The benefits of mapping also include:
· Establishing a direction for the company's improvement efforts - maps become the blueprints for the lean transformation.
· Gaining a better understanding of the linkages between material and information flow.
· Visualizing improvements to the overall production flow, instead of spot improvements to single processes.
· Creating the basis of an effective lean implementation plan by designing how the door-to-door material and information flow should operate.
· Giving operators, engineers, and managers a common language of continuous improvement. 

Simple and Practical
You'll learn how to see value, differentiate value from waste, and eliminate the sources of waste by creating accurate current-state and future-state maps for each of your product families. And you'll learn the reasons for introducing a mapping program and how it fits into a lean conversion. Throughout the process, Learning to See explains the key concepts of value-stream mapping. 

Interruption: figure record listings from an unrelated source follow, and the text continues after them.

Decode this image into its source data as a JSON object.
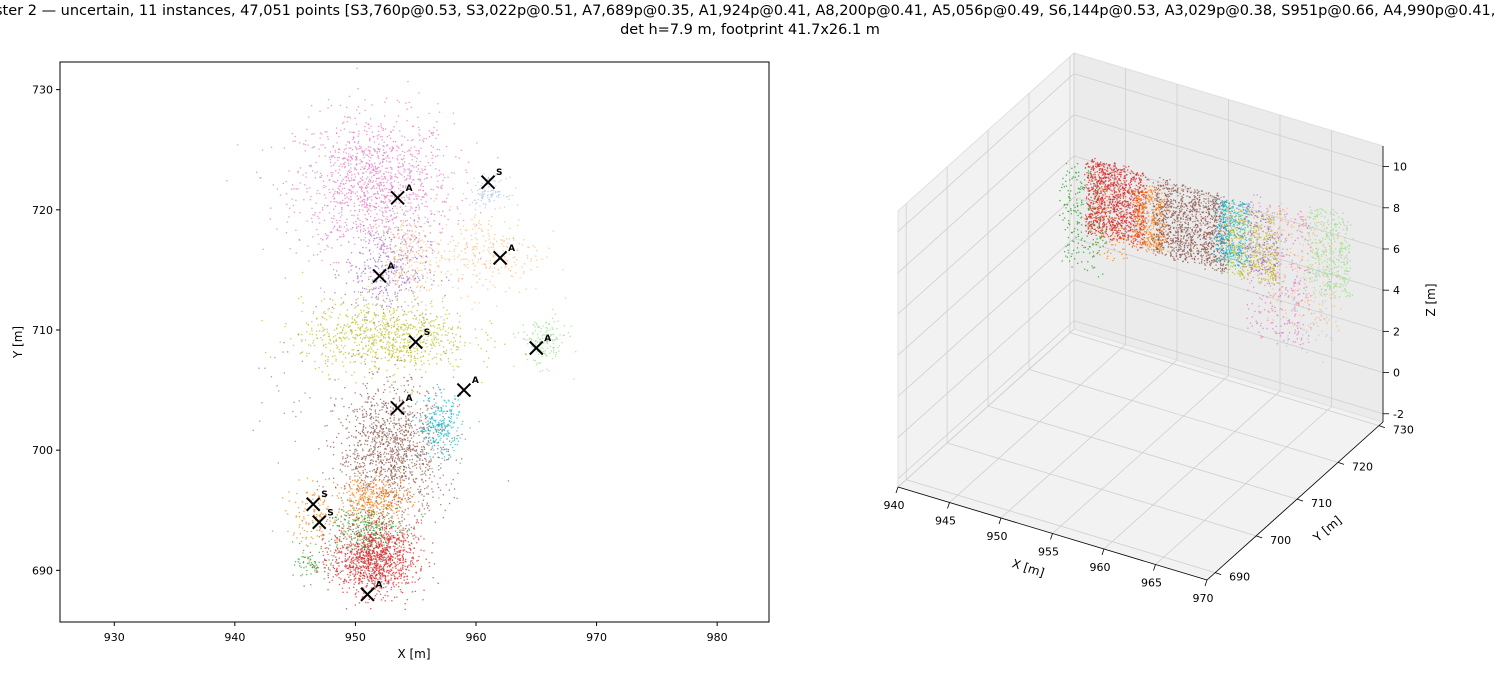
{
  "title": {
    "line1": "ster 2 — uncertain, 11 instances, 47,051 points [S3,760p@0.53, S3,022p@0.51, A7,689p@0.35, A1,924p@0.41, A8,200p@0.41, A5,056p@0.49, S6,144p@0.53, A3,029p@0.38, S951p@0.66, A4,990p@0.41, A",
    "line2": "det h=7.9 m, footprint 41.7x26.1 m"
  },
  "chart_data": [
    {
      "type": "scatter",
      "xlabel": "X [m]",
      "ylabel": "Y [m]",
      "xlim": [
        925.5,
        984.3
      ],
      "ylim": [
        685.7,
        732.3
      ],
      "xticks": [
        930,
        940,
        950,
        960,
        970,
        980
      ],
      "yticks": [
        690,
        700,
        710,
        720,
        730
      ],
      "grid": false,
      "clusters": [
        {
          "color": "#e377c2",
          "cx": 951.5,
          "cy": 722.0,
          "rx": 6.5,
          "ry": 6.0,
          "n": 1300
        },
        {
          "color": "#9467bd",
          "cx": 952.5,
          "cy": 715.0,
          "rx": 3.5,
          "ry": 4.0,
          "n": 350
        },
        {
          "color": "#ffbb78",
          "cx": 961.0,
          "cy": 716.5,
          "rx": 4.5,
          "ry": 3.5,
          "n": 260
        },
        {
          "color": "#ffbb78",
          "cx": 954.5,
          "cy": 716.0,
          "rx": 2.5,
          "ry": 3.5,
          "n": 200
        },
        {
          "color": "#bcbd22",
          "cx": 952.5,
          "cy": 709.5,
          "rx": 7.0,
          "ry": 3.0,
          "n": 900
        },
        {
          "color": "#aec7e8",
          "cx": 961.0,
          "cy": 721.5,
          "rx": 1.5,
          "ry": 1.2,
          "n": 100
        },
        {
          "color": "#98df8a",
          "cx": 965.5,
          "cy": 709.0,
          "rx": 2.0,
          "ry": 2.0,
          "n": 160
        },
        {
          "color": "#8c564b",
          "cx": 953.0,
          "cy": 700.0,
          "rx": 4.5,
          "ry": 5.5,
          "n": 1300
        },
        {
          "color": "#17becf",
          "cx": 957.0,
          "cy": 702.0,
          "rx": 1.8,
          "ry": 2.5,
          "n": 260
        },
        {
          "color": "#ff7f0e",
          "cx": 951.5,
          "cy": 696.0,
          "rx": 3.0,
          "ry": 1.8,
          "n": 350
        },
        {
          "color": "#ff7f0e",
          "cx": 946.5,
          "cy": 694.5,
          "rx": 2.2,
          "ry": 2.5,
          "n": 120
        },
        {
          "color": "#2ca02c",
          "cx": 950.5,
          "cy": 693.5,
          "rx": 3.0,
          "ry": 2.0,
          "n": 300
        },
        {
          "color": "#2ca02c",
          "cx": 946.5,
          "cy": 690.5,
          "rx": 1.5,
          "ry": 1.2,
          "n": 70
        },
        {
          "color": "#d62728",
          "cx": 951.5,
          "cy": 691.0,
          "rx": 3.5,
          "ry": 3.0,
          "n": 1200
        },
        {
          "color": "#7f7f7f",
          "cx": 944.0,
          "cy": 705.0,
          "rx": 2.5,
          "ry": 5.0,
          "n": 25
        }
      ],
      "markers": [
        {
          "x": 953.5,
          "y": 721.0,
          "label": "A"
        },
        {
          "x": 961.0,
          "y": 722.3,
          "label": "S"
        },
        {
          "x": 952.0,
          "y": 714.5,
          "label": "A"
        },
        {
          "x": 962.0,
          "y": 716.0,
          "label": "A"
        },
        {
          "x": 955.0,
          "y": 709.0,
          "label": "S"
        },
        {
          "x": 965.0,
          "y": 708.5,
          "label": "A"
        },
        {
          "x": 959.0,
          "y": 705.0,
          "label": "A"
        },
        {
          "x": 953.5,
          "y": 703.5,
          "label": "A"
        },
        {
          "x": 946.5,
          "y": 695.5,
          "label": "S"
        },
        {
          "x": 947.0,
          "y": 694.0,
          "label": "S"
        },
        {
          "x": 951.0,
          "y": 688.0,
          "label": "A"
        }
      ]
    },
    {
      "type": "scatter3d",
      "xlabel": "X [m]",
      "ylabel": "Y [m]",
      "zlabel": "Z [m]",
      "xticks": [
        940,
        945,
        950,
        955,
        960,
        965,
        970
      ],
      "yticks": [
        690,
        700,
        710,
        720,
        730
      ],
      "zticks": [
        -2,
        0,
        2,
        4,
        6,
        8,
        10
      ],
      "grid": true,
      "bands": [
        {
          "color": "#ff7f0e",
          "x0": 945,
          "x1": 949,
          "z0": 3.5,
          "z1": 7.0,
          "n": 120
        },
        {
          "color": "#2ca02c",
          "x0": 942,
          "x1": 946,
          "z0": 2.5,
          "z1": 7.5,
          "n": 220
        },
        {
          "color": "#d62728",
          "x0": 944.5,
          "x1": 950,
          "z0": 4.5,
          "z1": 8.0,
          "n": 1100
        },
        {
          "color": "#ff7f0e",
          "x0": 949,
          "x1": 952,
          "z0": 4.5,
          "z1": 7.5,
          "n": 400
        },
        {
          "color": "#8c564b",
          "x0": 951,
          "x1": 958,
          "z0": 4.5,
          "z1": 8.0,
          "n": 1100
        },
        {
          "color": "#17becf",
          "x0": 957,
          "x1": 960,
          "z0": 5.0,
          "z1": 8.0,
          "n": 400
        },
        {
          "color": "#bcbd22",
          "x0": 958,
          "x1": 963,
          "z0": 4.5,
          "z1": 8.0,
          "n": 450
        },
        {
          "color": "#e377c2",
          "x0": 960,
          "x1": 966,
          "z0": 2.0,
          "z1": 8.5,
          "n": 350
        },
        {
          "color": "#ffbb78",
          "x0": 962,
          "x1": 969,
          "z0": 3.0,
          "z1": 8.5,
          "n": 250
        },
        {
          "color": "#98df8a",
          "x0": 966,
          "x1": 970,
          "z0": 5.0,
          "z1": 9.0,
          "n": 350
        },
        {
          "color": "#aec7e8",
          "x0": 964,
          "x1": 968,
          "z0": 1.5,
          "z1": 6.0,
          "n": 50
        },
        {
          "color": "#9467bd",
          "x0": 959,
          "x1": 963,
          "z0": 5.0,
          "z1": 8.0,
          "n": 120
        }
      ]
    }
  ]
}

To encourage you to become actively involved in the learning process, Learning to See contains a case study based on a fictional company called Acme Stamping. You'll begin by mapping the current-state of a value stream and identifying all the sources of waste in it. After the waste is identified, you develop a map of a leaner future value stream and an action plan for implementation. 

The authors guide you through the process of designing a leaner future-state by using eight simple but practical questions: 

1. What is the takt time?
2. Will you build to a finished goods supermarket, or directly to shipping?
3. Where can you use continuous flow processing?
4. Where will you need to use supermarket pull systems to control production of upstream processes?
5. At what single point in the production chain (the "pacemaker process") will you schedule production?
6. How will you level the production mix at the pacemaker process?
7. What increment of work will you consistently release and take away at the pacemaker process?
8. What process improvements will be necessary for the value stream to flow as your future-state design specifies? 

The workbook also shows you how to break the future-state implementation process into do-able steps and how to develop a yearly value-stream improvement plan. It features a set of data for a second example company so you can practice mapping, and then compare your maps to the ones provided in the appendix. The appendix also features a list of icons and their usages for reference.